Date of Award

Spring 2018

Document Type


Degree Name

Doctor of Philosophy (PhD)


Sociology & Criminal Justice

Committee Director

Randy Myers

Committee Member

Vanessa Panfil

Committee Member

Judah Schept


As school districts across the US attempt to reduce their reliance on exclusionary punishment—and declining suspension and expulsion rates are heralded as signs of success—understanding the complexities of education and carcerality remains an urgent matter. Through a critical content analysis of a number of sources, including existing historical and ethnographic research, code of conduct handbooks, school websites, news articles, and data reports, this dissertation foregrounds an institution that is framed as an “alternative” to exclusionary punishment, yet is motivated by the same carceral logics that have long-haunted the school’s practice of managing students.

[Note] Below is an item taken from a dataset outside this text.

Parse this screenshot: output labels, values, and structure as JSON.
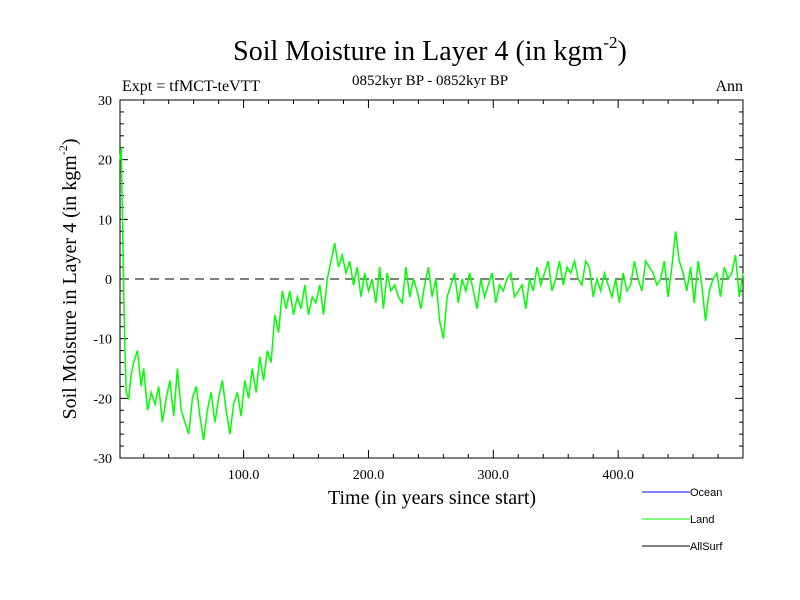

Chapter I introduces relevant literature on disciplinary alternative education, fleshes out major theoretical concepts, and locates the critique of the disciplinary alternative school within the broader projects of reform and carceral state expansion. Chapter II traces the history of the alternative school, situating it as a legacy of the state’s disparate treatment of “problematic” youth during the Progressive era of the late 1800’s and early 1900’s. This chapter concludes that the alternative school has firm roots in the racialized notions of pathology and rehabilitation that motivated the child-saving and progressive alternative education movements. Chapter III demonstrates how the alternative school carries on the state’s tradition of pathologizing predominantly poor families of color but through distinctly neoliberal channels, as Progressive era assumptions take new forms under the influence of responsibilization and a “new paternalism.” Chapter IV undertakes a specific case study of Texas Disciplinary Alternative Education programs, illustrating how these schools prepare their students for futures of continued social and economic marginality within a neoliberal carceral state. Chapter V discusses how we can dismantle the carceral state and its adaptations, like the disciplinary alternative school, through the utopian imagination and abolition democracy. In its entirety, the dissertation uses the disciplinary alternative school as a heuristic model for recognizing and understanding the carceral state’s ability to evolve and thrive through progressive reform efforts. Foregrounding the experiences of exclusion, surveillance, and structural disadvantage that are often obscured by reformist language is necessary if we wish to raze a carceral state that continues to persist in important ways.